Keberadaan pakaian bekas bukan tanpa penolakan. Pemerintah Indonesia via  Peraturan Menteri Perdagangan Republik Indonesia Nomor 51/M-Dag/Per/7/2015 Tahun 2015 tentang Larangan Impor Pakaian Bekas telah menegaskan hal tersebut.

Pakaian bekas impor digadang-gadang berpotensi membahayakan kesehatan. Juga diklaim menganggu keberadaan industri tekstil dalam negeri.

Oleh karenanya, barang-barang bekas yang didatangkan dari luar negeri itu harus menembus tameng Bea dan Cukai terlebih dahulu untuk masuk ke Indonesia. Ia mesti diselundupkan.

Di Sumatera Utara, monza lekat dengan histori dan budaya masyarakatnya. Pusat pakaian monza di Medan antara lain, pajak Melati, Sukaramai, Simalingkar, Sambu, dan sebagian Petisah.

Kegandrungan akan pakaian monza itu bukan tanpa alasan, jika tidak menjadi jalan pintas agar terlihat berkelas dan necis di tengah himpitan ekonomi. Bagi wong cilik, membeli pakaian monza menjadi jalan keluar untuk merayakan hari-hari besar tanpa harus membeli pakaian di mal atau di toko pakaian eksklusif ternama dengan label harga yang "menyeramkan."

Lalu, bagaimana dengan Aceh? penulis sendiri pernah dirisak hanya karena mengenakan celana monza saat main bola di waktu kecil. Saat itu, pakaian monza identik dengan huruf hanzi yang tertera di pakaian tersebut, karena kebanyakan pakaian bekas pada saat itu cenderung dipasok dari Cina.

Kini, pakaian monza yang dijual di pusat-pusat penjualannya banyak yang bermerek. Di Aceh, penjual pakaian bekas biasanya diaspora, terkadang ditemukan di sudut pasar, atau terhimpit di antara toko-toko lain.

Pada 2015 lalu, Kepala Dinas Perindustrian dan Perdagangan (Kadisperindag) Aceh, Safwan, mempertegas larangan penjualan pakaian monza. Dalam konferensi persnya, ia mengklaim bahwa otoritas terkait menemukan mikroba dan kapang (jamur) dengan nilai cukup tinggi dari pengujian 25 contoh pakaian impor bekas.

Kandungan mikroba pada pakaian itu, yakni, 216.000 koloni/g dan kapang 36.000 koloni/g. Mikroba dan kapang tersebut dibilangnya dapat menyebabkan penyakit kulit hingga infeksi saluran kelamin.

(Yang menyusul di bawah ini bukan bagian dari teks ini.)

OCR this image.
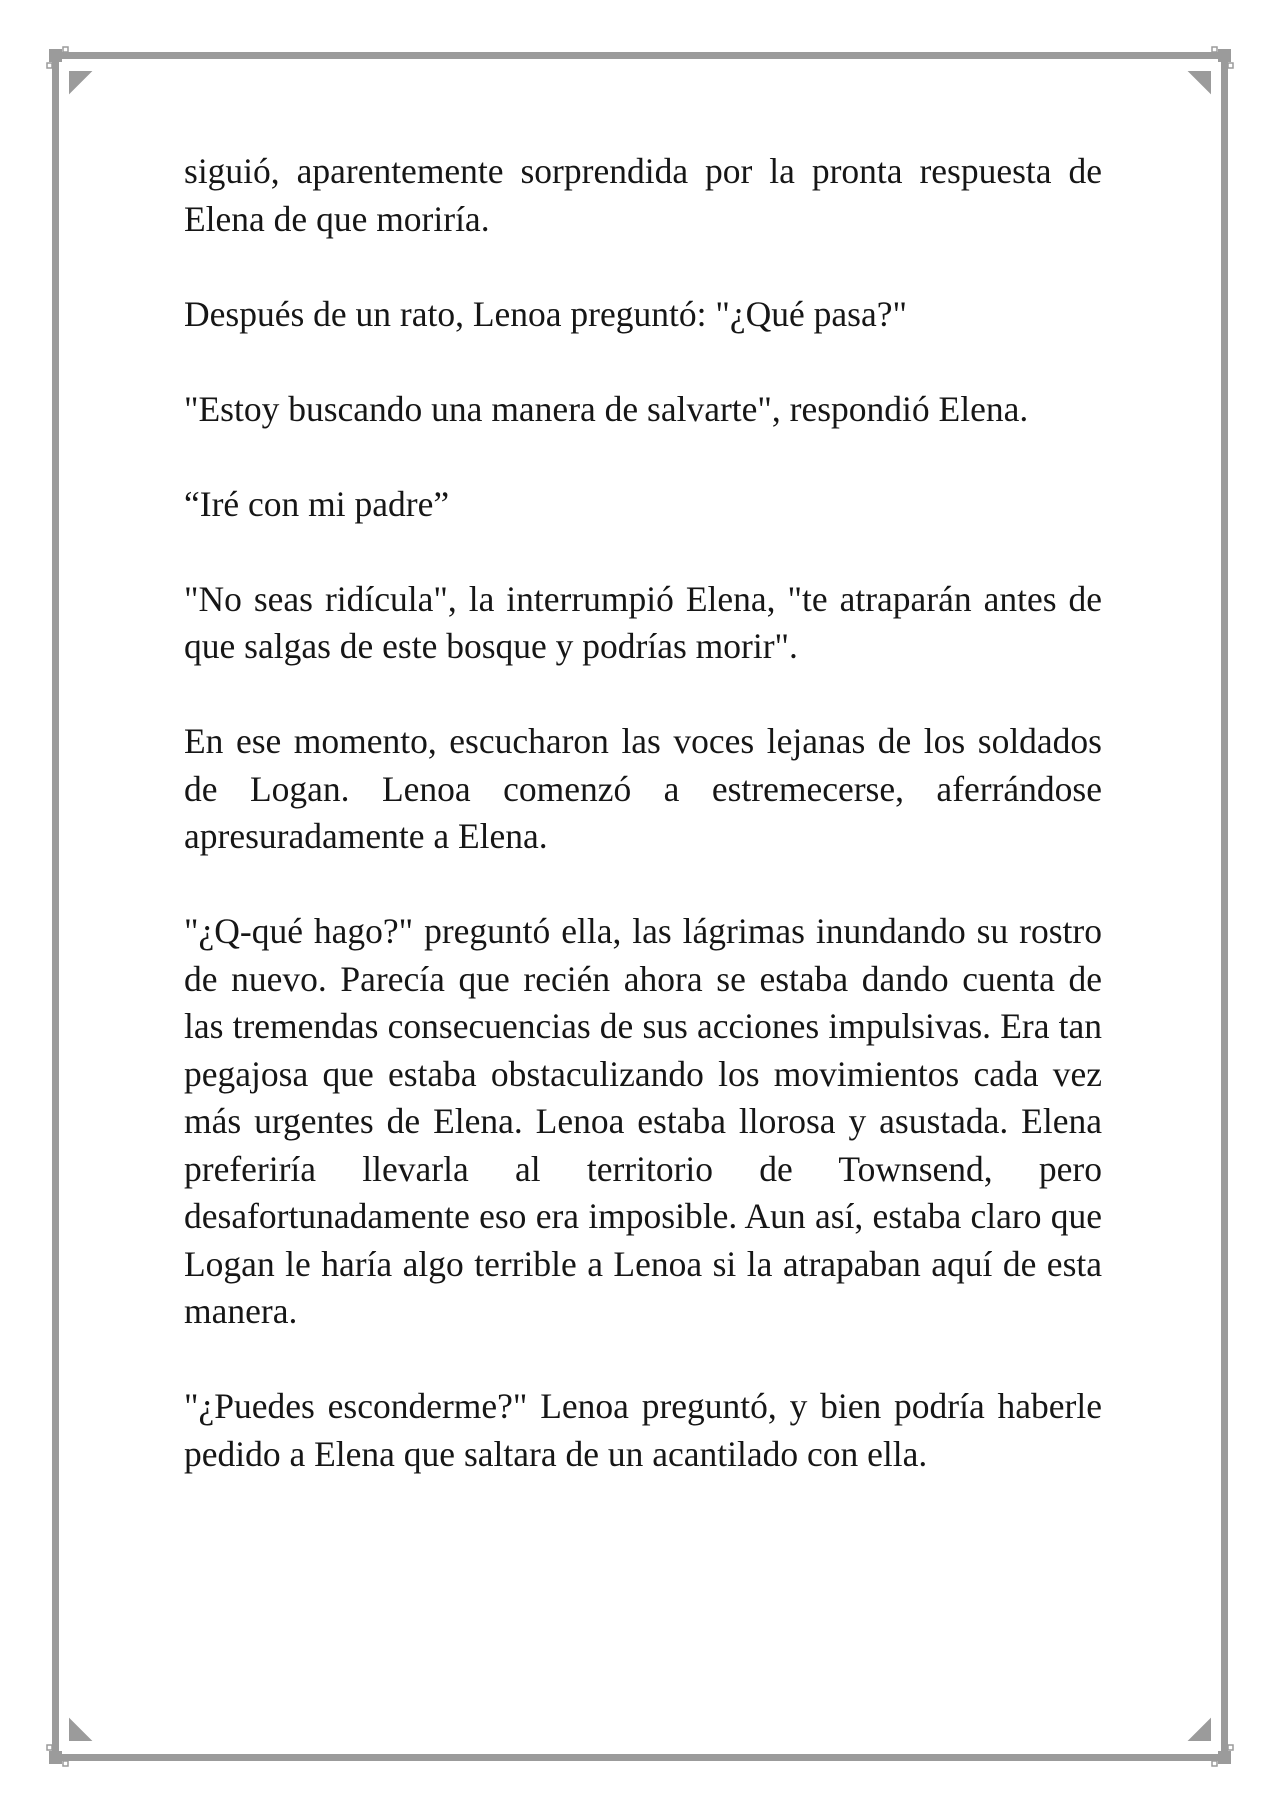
siguió, aparentemente sorprendida por la pronta respuesta de Elena de que moriría.

Después de un rato, Lenoa preguntó: "¿Qué pasa?"

"Estoy buscando una manera de salvarte", respondió Elena.

“Iré con mi padre”

"No seas ridícula", la interrumpió Elena, "te atraparán antes de que salgas de este bosque y podrías morir".

En ese momento, escucharon las voces lejanas de los soldados de Logan. Lenoa comenzó a estremecerse, aferrándose apresuradamente a Elena.

"¿Q-qué hago?" preguntó ella, las lágrimas inundando su rostro de nuevo. Parecía que recién ahora se estaba dando cuenta de las tremendas consecuencias de sus acciones impulsivas. Era tan pegajosa que estaba obstaculizando los movimientos cada vez más urgentes de Elena. Lenoa estaba llorosa y asustada. Elena preferiría llevarla al territorio de Townsend, pero desafortunadamente eso era imposible. Aun así, estaba claro que Logan le haría algo terrible a Lenoa si la atrapaban aquí de esta manera.

"¿Puedes esconderme?" Lenoa preguntó, y bien podría haberle pedido a Elena que saltara de un acantilado con ella.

Kendati demikian, pakaian monza tetap diburu para pembeli. Seperti ditegaskan Yuri Nasution di dalam artikelnya, di tengah segala stigma mengenainya, membeli pakaian monza menjadi jalan untuk melawan, bahkan jadi salah satu alternatif untuk mengurangi limbah pakaian yang semakin menggunung karena masyarakat kiwari yang kian konsumtif.